The respondent also argues that the sale of magazines falls directly within the protection of the First Amendment of the United States Constitution and section 8 of article I of the New York State Constitution guaranteeing freedom of the press, and that any legislative restriction of these rights is presumptively unconstitutional. In support of his position, he cites Schware v. Board of Bar Examiners (353 U. S. 232); Konigsberg v. State Bar (353 U. S. 252); Schware v. Board of Educ. (350 U. S. 551); Near v. Minnesota (283 U. S. 697); Grosjean v. American *566Press Co. (297 U. S. 233); Smith v. California (361 U. S. 147); Roth v. United States (354 U. S. 476) and United States v. Carolene Prods. Co. (supra).

The court agrees with the principle involved therein, but finds that the regulations contained in section 436-d of the Penal Law do not restrict the publishing, distribution or sale of any magazine, but instead attempt to reasonably restrict the sale of published and distributed magazines without covers in order to combat an evil which the Legislature has found to exist.

This court disagrees with the conclusion reached by the Hon. Daniel J. McAvoy as reported in the ease of People ex rel. Bunis v. Simmers (13 Misc 2d 1097) where he decided under the same set of facts that the statute was unconstitutional.

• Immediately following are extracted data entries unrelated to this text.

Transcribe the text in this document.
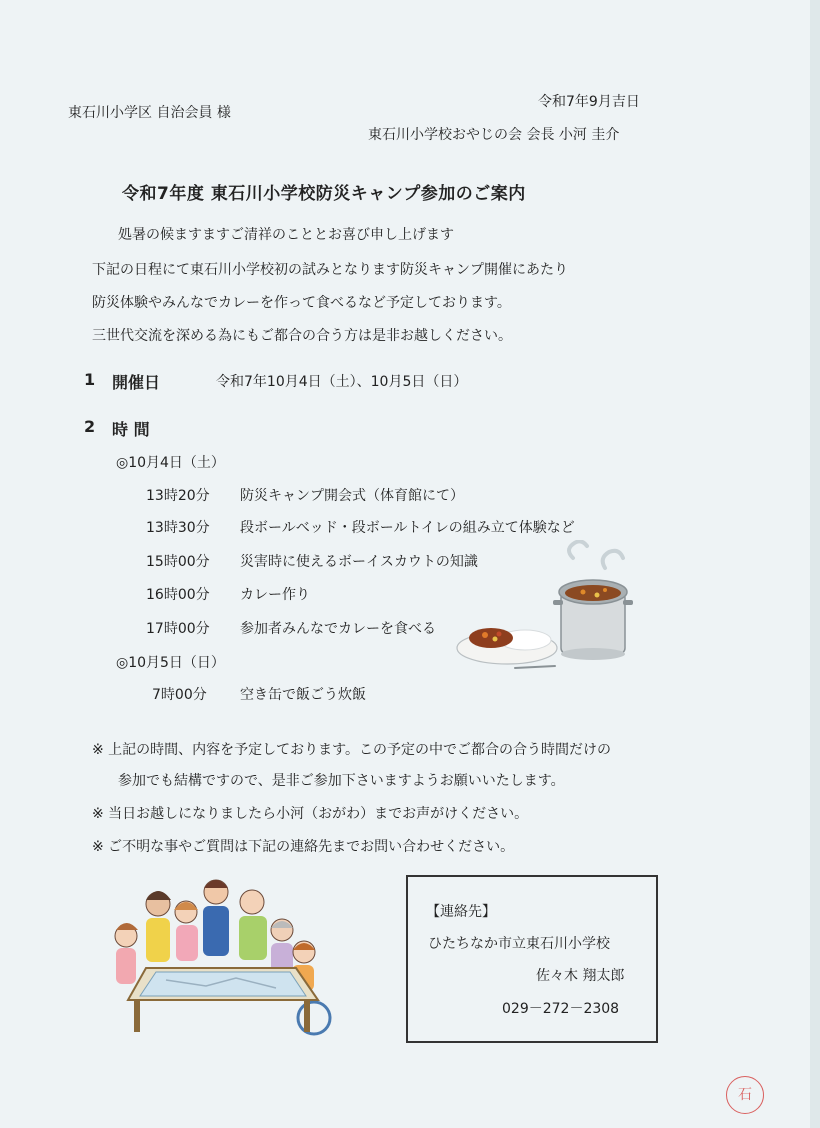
東石川小学区 自治会員 様
令和7年9月吉日
東石川小学校おやじの会 会長 小河 圭介
令和7年度 東石川小学校防災キャンプ参加のご案内
処暑の候ますますご清祥のこととお喜び申し上げます
下記の日程にて東石川小学校初の試みとなります防災キャンプ開催にあたり
防災体験やみんなでカレーを作って食べるなど予定しております。
三世代交流を深める為にもご都合の合う方は是非お越しください。
1 開催日	令和7年10月4日（土）、10月5日（日）
2 時 間
◎10月4日（土）
13時20分 防災キャンプ開会式（体育館にて）
13時30分 段ボールベッド・段ボールトイレの組み立て体験など
15時00分 災害時に使えるボーイスカウトの知識
16時00分 カレー作り
17時00分 参加者みんなでカレーを食べる
◎10月5日（日）
7時00分 空き缶で飯ごう炊飯
※ 上記の時間、内容を予定しております。この予定の中でご都合の合う時間だけの
参加でも結構ですので、是非ご参加下さいますようお願いいたします。
※ 当日お越しになりましたら小河（おがわ）までお声がけください。
※ ご不明な事やご質問は下記の連絡先までお問い合わせください。
【連絡先】
ひたちなか市立東石川小学校
佐々木 翔太郎
029－272－2308
石
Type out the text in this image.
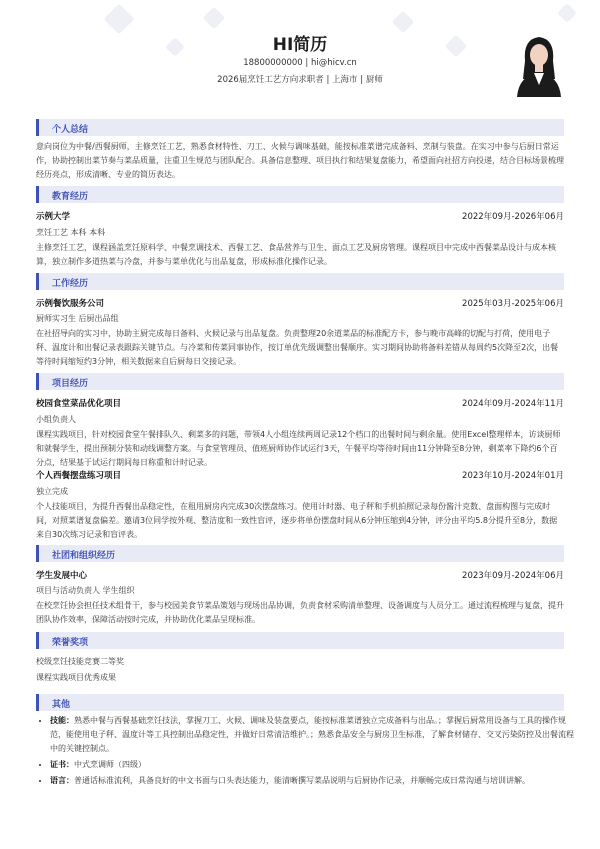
HI简历
18800000000 | hi@hicv.cn
2026届烹饪工艺方向求职者 | 上海市 | 厨师
个人总结
意向岗位为中餐/西餐厨师，主修烹饪工艺，熟悉食材特性、刀工、火候与调味基础，能按标准菜谱完成备料、烹制与装盘。在实习中参与后厨日常运作，协助控制出菜节奏与菜品质量，注重卫生规范与团队配合。具备信息整理、项目执行和结果复盘能力，希望面向社招方向投递，结合目标场景梳理经历亮点，形成清晰、专业的简历表达。
教育经历
示例大学	2022年09月-2026年06月
烹饪工艺 本科 本科
主修烹饪工艺，课程涵盖烹饪原料学、中餐烹调技术、西餐工艺、食品营养与卫生、面点工艺及厨房管理。课程项目中完成中西餐菜品设计与成本核算，独立制作多道热菜与冷盘，并参与菜单优化与出品复盘，形成标准化操作记录。
工作经历
示例餐饮服务公司	2025年03月-2025年06月
厨师实习生 后厨出品组
在社招导向的实习中，协助主厨完成每日备料、火候记录与出品复盘。负责整理20余道菜品的标准配方卡，参与晚市高峰的切配与打荷，使用电子秤、温度计和出餐记录表跟踪关键节点。与冷菜和传菜同事协作，按订单优先级调整出餐顺序。实习期间协助将备料差错从每周约5次降至2次，出餐等待时间缩短约3分钟，相关数据来自后厨每日交接记录。
项目经历
校园食堂菜品优化项目	2024年09月-2024年11月
小组负责人
课程实践项目，针对校园食堂午餐排队久、剩菜多的问题，带领4人小组连续两周记录12个档口的出餐时间与剩余量。使用Excel整理样本，访谈厨师和就餐学生，提出预制分装和动线调整方案。与食堂管理员、值班厨师协作试运行3天，午餐平均等待时间由11分钟降至8分钟，剩菜率下降约6个百分点，结果基于试运行期间每日称重和计时记录。
个人西餐摆盘练习项目	2023年10月-2024年01月
独立完成
个人技能项目，为提升西餐出品稳定性，在租用厨房内完成30次摆盘练习。使用计时器、电子秤和手机拍照记录每份酱汁克数、盘面构图与完成时间，对照菜谱复盘偏差。邀请3位同学按外观、整洁度和一致性盲评，逐步将单份摆盘时间从6分钟压缩到4分钟，评分由平均5.8分提升至8分，数据来自30次练习记录和盲评表。
社团和组织经历
学生发展中心	2023年09月-2024年06月
项目与活动负责人 学生组织
在校烹饪协会担任技术组骨干，参与校园美食节菜品策划与现场出品协调，负责食材采购清单整理、设备调度与人员分工。通过流程梳理与复盘，提升团队协作效率，保障活动按时完成，并协助优化菜品呈现标准。
荣誉奖项
校级烹饪技能竞赛二等奖
课程实践项目优秀成果
其他
• 技能：熟悉中餐与西餐基础烹饪技法，掌握刀工、火候、调味及装盘要点，能按标准菜谱独立完成备料与出品。；掌握后厨常用设备与工具的操作规范，能使用电子秤、温度计等工具控制出品稳定性，并做好日常清洁维护。；熟悉食品安全与厨房卫生标准，了解食材储存、交叉污染防控及出餐流程中的关键控制点。
• 证书：中式烹调师（四级）
• 语言：普通话标准流利，具备良好的中文书面与口头表达能力，能清晰撰写菜品说明与后厨协作记录，并顺畅完成日常沟通与培训讲解。
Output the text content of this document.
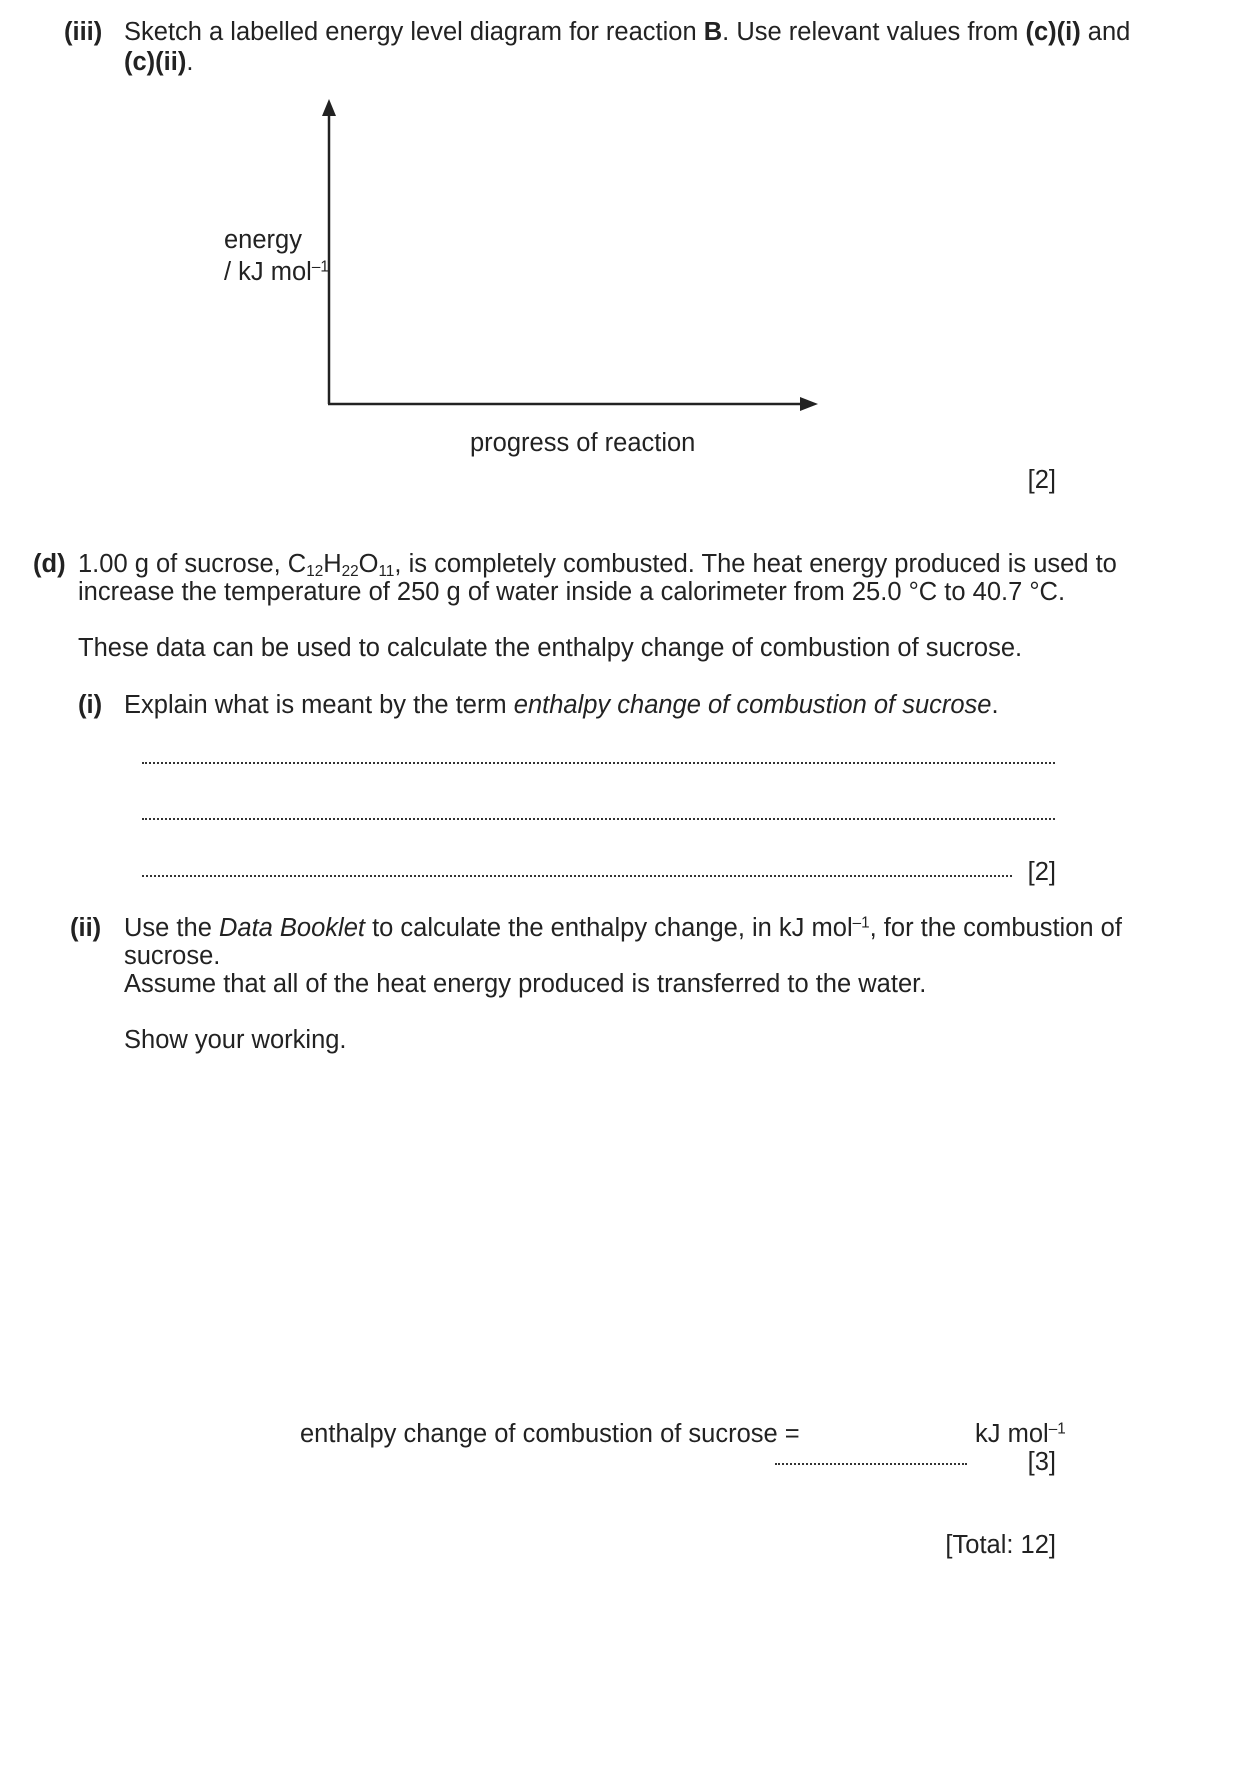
(iii) Sketch a labelled energy level diagram for reaction B. Use relevant values from (c)(i) and
(c)(ii).
energy
/ kJ mol$^{-1}$
progress of reaction
[2]
(d) 1.00 g of sucrose, $C_{12}H_{22}O_{11}$, is completely combusted. The heat energy produced is used to
increase the temperature of 250 g of water inside a calorimeter from 25.0 °C to 40.7 °C.
These data can be used to calculate the enthalpy change of combustion of sucrose.
(i) Explain what is meant by the term enthalpy change of combustion of sucrose.
[2]
(ii) Use the Data Booklet to calculate the enthalpy change, in kJ mol$^{-1}$, for the combustion of
sucrose.
Assume that all of the heat energy produced is transferred to the water.
Show your working.
enthalpy change of combustion of sucrose =	kJ mol$^{-1}$
[3]
[Total: 12]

Although the court there did state on page 1098 that “ ‘In order to sustain legislation under the police power the courts must be able to say that its operation tends in some degree to prevent some offense or evil ’ it did not find that the resale of coverless magazines by dealers having no lawful title to same is in fact some offense or evil.”

This court is of the opinion that although this statute does tend to protect publishers of periodicals, it also protects the public from unscrupulous sellers of coverless magazines to which they have no lawful title. This legislation is simply a reasonable effort to remedy and combat an evil that has been found by our Legislature to exist in the State.

Accordingly, the decision of the City Court of Buffalo is reversed, and the information reinstated.